We believe that Q3 discretionary funding will be pooled with the Open Philanthropy grant to enable the above; we don’t restrict discretionary funds to a particular piece of HKI’s VAS work, and see all of the above as valuable.

This work is highly cost-effective. We estimate that it is 28 times as cost-effective as cash transfers (“28x cash”)1 overall, and, by country, ranges from 19x cash to 38x cash.2 Additional details on HKI’s funding needs and spending plans are here.

Our process for deciding where to allocate funds

In late 2019, our top charities shared information about how they would use additional funding. Each charity has different opportunities to spend funding that can vary in cost-effectiveness: for example, extension of a charity’s program in one country or expansion of its program to a new country. In some cases, we don’t believe that a charity will be able to support those opportunities with its existing budget and projected donations. In those cases, we refer to the charity’s “funding gaps.”

In general, we follow the seven principles described in this page when deciding which funding gaps to fill. The first of these principles is to put significant weight on our cost-effectiveness estimates, which aim to capture total improvement in well-being per dollar spent. These estimates suggested that HKI’s VAS program had a very high priority funding gap (28x cash overall in the seven countries listed above).

Other possibilities we considered

Sightsavers’ deworming program. We estimated that allocating $2.6 million to GiveWell top charity Sightsavers for its deworming program would be similar in cost-effectiveness to HKI’s VAS program.3

We decided to allocate the $2.6 million to HKI’s VAS program because at the time we made the decision (in October), we were considering changes to our deworming cost-effectiveness model and were uncertain whether we would estimate Sightsavers’ cost-effectiveness as higher or lower than HKI’s.

Other top charities (Against Malaria Foundation, Malaria Consortium’s seasonal malaria chemoprevention program, END Fund’s deworming program, and GiveDirectly). At the time of our decision, we estimated that supporting HKI’s VAS program or Sightsavers’ deworming program would be significantly more cost-effective than supporting other top charities, and thus decided to focus our decision on comparing HKI’s VAS program and Sightsavers’ deworming program.

We did not compare HKI’s VAS program to our top charities SCI Foundation or Evidence Action’s Deworm the World, which we do not believe have near-term funding needs.

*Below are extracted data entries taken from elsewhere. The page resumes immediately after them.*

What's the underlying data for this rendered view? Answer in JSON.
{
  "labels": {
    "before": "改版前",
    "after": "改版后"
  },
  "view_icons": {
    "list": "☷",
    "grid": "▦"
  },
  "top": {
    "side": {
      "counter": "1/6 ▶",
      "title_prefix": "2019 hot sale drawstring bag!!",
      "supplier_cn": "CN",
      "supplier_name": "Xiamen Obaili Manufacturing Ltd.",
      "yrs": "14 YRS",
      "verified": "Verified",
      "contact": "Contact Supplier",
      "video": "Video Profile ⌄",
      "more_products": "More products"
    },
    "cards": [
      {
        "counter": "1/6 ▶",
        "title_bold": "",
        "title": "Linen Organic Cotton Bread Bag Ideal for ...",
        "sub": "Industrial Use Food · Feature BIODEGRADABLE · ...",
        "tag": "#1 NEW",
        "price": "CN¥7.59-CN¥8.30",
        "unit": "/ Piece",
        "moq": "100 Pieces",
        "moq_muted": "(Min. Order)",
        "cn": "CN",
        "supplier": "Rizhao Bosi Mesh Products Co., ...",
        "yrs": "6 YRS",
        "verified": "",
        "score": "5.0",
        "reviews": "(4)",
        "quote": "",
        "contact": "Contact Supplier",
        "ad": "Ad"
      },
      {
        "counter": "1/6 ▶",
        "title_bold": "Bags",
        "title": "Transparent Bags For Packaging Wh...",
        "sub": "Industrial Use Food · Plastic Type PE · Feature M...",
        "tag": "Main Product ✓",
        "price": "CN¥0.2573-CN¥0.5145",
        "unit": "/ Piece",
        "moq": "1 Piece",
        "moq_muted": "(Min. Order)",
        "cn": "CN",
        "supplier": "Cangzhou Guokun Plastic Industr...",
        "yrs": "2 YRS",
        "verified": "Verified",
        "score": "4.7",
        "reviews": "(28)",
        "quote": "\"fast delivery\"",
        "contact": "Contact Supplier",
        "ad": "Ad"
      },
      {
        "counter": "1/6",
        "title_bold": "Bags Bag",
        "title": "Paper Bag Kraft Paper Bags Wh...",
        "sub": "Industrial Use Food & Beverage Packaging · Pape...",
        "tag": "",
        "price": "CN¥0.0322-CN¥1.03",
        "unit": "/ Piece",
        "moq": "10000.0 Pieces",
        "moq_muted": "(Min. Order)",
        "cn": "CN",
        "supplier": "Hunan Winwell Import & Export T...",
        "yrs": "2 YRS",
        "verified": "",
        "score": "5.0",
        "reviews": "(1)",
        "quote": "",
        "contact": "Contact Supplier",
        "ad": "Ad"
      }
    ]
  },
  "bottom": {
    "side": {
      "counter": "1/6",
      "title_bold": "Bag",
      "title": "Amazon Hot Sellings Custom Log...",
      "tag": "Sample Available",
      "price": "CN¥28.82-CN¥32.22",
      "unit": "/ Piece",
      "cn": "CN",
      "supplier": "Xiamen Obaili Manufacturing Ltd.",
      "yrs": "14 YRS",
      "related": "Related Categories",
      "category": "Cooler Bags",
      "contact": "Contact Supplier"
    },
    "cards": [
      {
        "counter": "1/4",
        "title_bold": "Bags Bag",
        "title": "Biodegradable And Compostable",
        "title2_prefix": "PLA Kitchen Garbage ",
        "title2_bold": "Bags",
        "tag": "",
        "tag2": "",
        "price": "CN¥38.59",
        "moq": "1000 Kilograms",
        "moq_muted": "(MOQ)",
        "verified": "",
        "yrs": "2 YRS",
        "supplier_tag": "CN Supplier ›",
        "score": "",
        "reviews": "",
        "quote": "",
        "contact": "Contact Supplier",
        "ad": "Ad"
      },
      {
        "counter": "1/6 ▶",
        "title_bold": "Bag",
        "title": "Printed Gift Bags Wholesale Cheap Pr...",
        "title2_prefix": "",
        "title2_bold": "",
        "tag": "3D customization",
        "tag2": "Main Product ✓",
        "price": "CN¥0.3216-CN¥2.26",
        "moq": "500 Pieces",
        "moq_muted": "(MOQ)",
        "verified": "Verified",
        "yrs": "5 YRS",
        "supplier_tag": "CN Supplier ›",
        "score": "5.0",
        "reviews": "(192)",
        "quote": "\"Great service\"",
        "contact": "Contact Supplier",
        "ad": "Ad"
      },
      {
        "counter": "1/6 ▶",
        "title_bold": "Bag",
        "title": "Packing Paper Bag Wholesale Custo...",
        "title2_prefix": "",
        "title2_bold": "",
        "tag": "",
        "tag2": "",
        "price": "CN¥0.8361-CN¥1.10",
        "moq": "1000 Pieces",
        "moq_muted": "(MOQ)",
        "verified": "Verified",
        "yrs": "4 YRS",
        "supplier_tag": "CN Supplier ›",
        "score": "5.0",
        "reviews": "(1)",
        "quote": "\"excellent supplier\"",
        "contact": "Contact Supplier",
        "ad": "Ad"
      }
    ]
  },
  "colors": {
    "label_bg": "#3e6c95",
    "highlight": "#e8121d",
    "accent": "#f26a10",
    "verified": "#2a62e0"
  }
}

Our bottom line for donors giving today

We continue to recommend that donors giving to GiveWell choose the option on our donation form for “grants to recommended charities at GiveWell’s discretion” so that we can direct the funding to the top charity or charities with the most pressing funding needs.

As part of our annual update, we recommended that Open Philanthropy make several grants to our top charities. Taking Open Philanthropy’s support into account, we note that if we had additional funds to allocate at this time, we would likely allocate them to Malaria Consortium’s seasonal malaria chemoprevention (SMC) program. We believe that Malaria Consortium’s program has the highest impact per additional dollar donated today. After the Open Philanthropy grant and the Q3 discretionary funding, additional donations to HKI’s VAS program would support funding gaps that we model as less cost-effective than the funding gaps on Malaria Consortium’s current margin.

Notes

1.We use the unconditional cash transfer program implemented by top charity GiveDirectly as a benchmark for comparing the cost-effectiveness of different programs. When discussing cost-effectiveness, we generally refer to the cost-effectiveness of a program in multiples of “cash.”
2.Estimates of the cost-effectiveness of each funding gap can be found in this spreadsheet, sheet “List of funding gaps.” See column AB, rows 38-43 and 46 for our country-level estimates and cell T60 for our overall estimate. Throughout this page, we are using “adjusted” cost-effectiveness figures, i.e. cost-effectiveness estimates that adjust for certain factors, such as a charity’s quality of monitoring, that are not part of our main cost-effectiveness analysis. The adjusted estimates drive our allocation recommendations.
3.See this spreadsheet, sheet “List of funding gaps,” cell T58.